O ciel! Si quelqu'un a pour ennemi un prince de la terre, impossible qu'il goûte encore un instant de repos, tant il y a lieu de trembler incessamment pour ses jours. Et celui qui a Dieu même pour ennemi, comment peut-il vivre en paix? Car on peut échapper à la fureur d'un prince, en se cachant dans une forêt ou bien, en fuyant sur une terre lointaine. Mais qui peut se soustraire aux mains de Dieu? « Seigneur, disait David, si je monte au ciel, vous y êtes; si je descends dans l'enfer, vous vous y trouvez car c'est votre main qui m'y conduira » (Psaume 138, 8), et partout votre main peut m'atteindre.

Pauvres pécheurs! Ils sont maudits de Dieu, maudits des anges, maudits des saints, et même sur la terre ils sont à toute heure maudits des prêtres et des religieux, lesquels en récitant l'office divin profèrent contre eux cette malédiction: « Maudits soient ceux qui s'écartent de la voie de vos commandements » (Psaume 118, 21). Ce n'est pas tout; la disgrâce de Dieu entraîne la perte de tous les mérites. Un homme aura acquis autant de richesses spirituelles qu'un saint Paul ermite durant ses quatre-vingt-dix-huit ans passés dans une grotte, autant qu'un saint François-Xavier, lequel eut le bonheur de gagner à Dieu dix millions d'âmes, autant qu'un saint Paul, dont les mérites, au dire de saint Jérôme, dépassèrent ceux de tous les autres Apôtres, si cet homme commet un seul péché mortel, il perd tout. « Toutes les oeuvres de justice qu'il a faites seront oubliées » (Ezéchiel 18, 24). Telle est la ruine que produit la perte de la grâce. On était l'enfant de Dieu et on est plus qu'un esclave de Lucifer; d'ami cher au coeur de Dieu, on devient son ennemi, un ennemi souverainement odieux; au lieu d'être un héritier du paradis, on n'est plus qu'un condamné à l'enfer. Saint François de Sales disait que si les anges pouvaient pleurer, ils se mettraient certainement à verser des larmes de compassion sur la misère d'une âme qui commet un péché mortel et qui perd la grâce de Dieu.

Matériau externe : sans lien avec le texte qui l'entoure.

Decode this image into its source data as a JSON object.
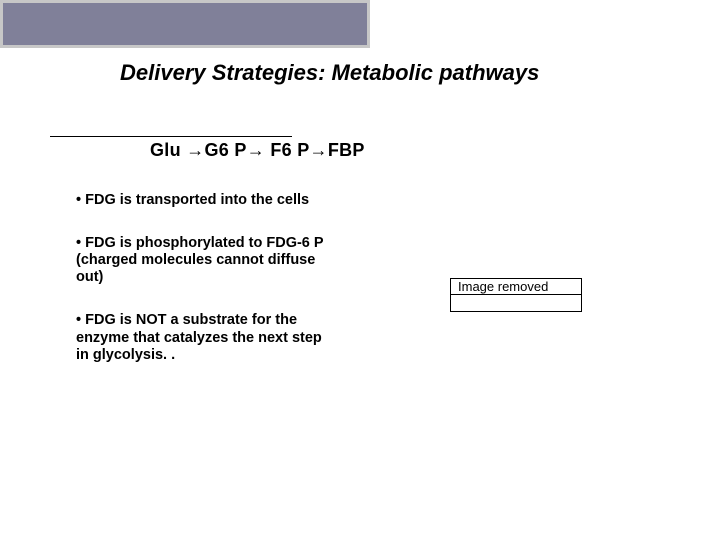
{
  "slide": {
    "title": "Delivery Strategies: Metabolic pathways",
    "pathway": "Glu →G6 P→ F6 P→FBP",
    "bullets": [
      "FDG is transported into the cells",
      "FDG is phosphorylated to FDG-6 P (charged molecules cannot diffuse out)",
      "FDG is NOT a substrate for the enzyme that catalyzes the next step in glycolysis. ."
    ],
    "image_placeholder": "Image removed"
  },
  "style": {
    "background_color": "#ffffff",
    "title_fontsize": 22,
    "title_color": "#000000",
    "body_fontsize": 14.5,
    "body_color": "#000000",
    "top_bar_outer_color": "#c7c7c7",
    "top_bar_inner_color": "#808099",
    "box_border_color": "#000000"
  }
}
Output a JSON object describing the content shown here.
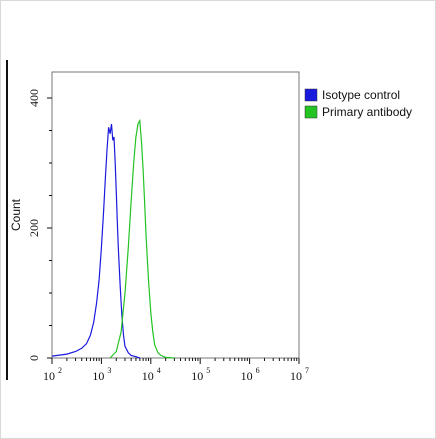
{
  "chart_data": {
    "type": "line",
    "title": "",
    "xlabel": "",
    "ylabel": "Count",
    "x_scale": "log",
    "xlim": [
      100,
      10000000
    ],
    "ylim": [
      0,
      440
    ],
    "x_ticks": [
      {
        "value": 100,
        "label": "10",
        "exp": "2"
      },
      {
        "value": 1000,
        "label": "10",
        "exp": "3"
      },
      {
        "value": 10000,
        "label": "10",
        "exp": "4"
      },
      {
        "value": 100000,
        "label": "10",
        "exp": "5"
      },
      {
        "value": 1000000,
        "label": "10",
        "exp": "6"
      },
      {
        "value": 10000000,
        "label": "10",
        "exp": "7"
      }
    ],
    "y_ticks": [
      {
        "value": 0,
        "label": "0"
      },
      {
        "value": 200,
        "label": "200"
      },
      {
        "value": 400,
        "label": "400"
      }
    ],
    "grid": false,
    "legend_position": "right",
    "series": [
      {
        "name": "Isotype control",
        "color": "#1a1adf",
        "x": [
          100,
          200,
          300,
          400,
          500,
          600,
          700,
          800,
          900,
          1000,
          1100,
          1200,
          1300,
          1400,
          1500,
          1600,
          1700,
          1800,
          1900,
          2000,
          2100,
          2200,
          2400,
          2600,
          2800,
          3000,
          3500,
          4000,
          5000,
          6000
        ],
        "y": [
          3,
          6,
          10,
          15,
          22,
          35,
          55,
          85,
          120,
          170,
          220,
          275,
          320,
          355,
          345,
          360,
          335,
          340,
          300,
          255,
          210,
          170,
          110,
          65,
          35,
          18,
          8,
          4,
          2,
          0
        ]
      },
      {
        "name": "Primary antibody",
        "color": "#22c322",
        "x": [
          1500,
          2000,
          2500,
          3000,
          3500,
          4000,
          4500,
          5000,
          5500,
          6000,
          6500,
          7000,
          7500,
          8000,
          9000,
          10000,
          11000,
          12000,
          14000,
          16000,
          20000,
          30000
        ],
        "y": [
          0,
          10,
          40,
          100,
          170,
          240,
          300,
          340,
          360,
          365,
          330,
          290,
          240,
          190,
          120,
          70,
          40,
          20,
          8,
          4,
          1,
          0
        ]
      }
    ]
  }
}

Mais le comble de la misère, c'est que les anges pleureraient s'ils le pouvaient, tandis que le pécheur lui ne pleure pas. Pour un misérable animal, une brebis que l'on perd, dit saint Augustin, on n'a plus ni appétit ni sommeil et on verse des larmes; vient-on à perdre la grâce de Dieu, on mange, on dort, on ne verse pas une seule larme.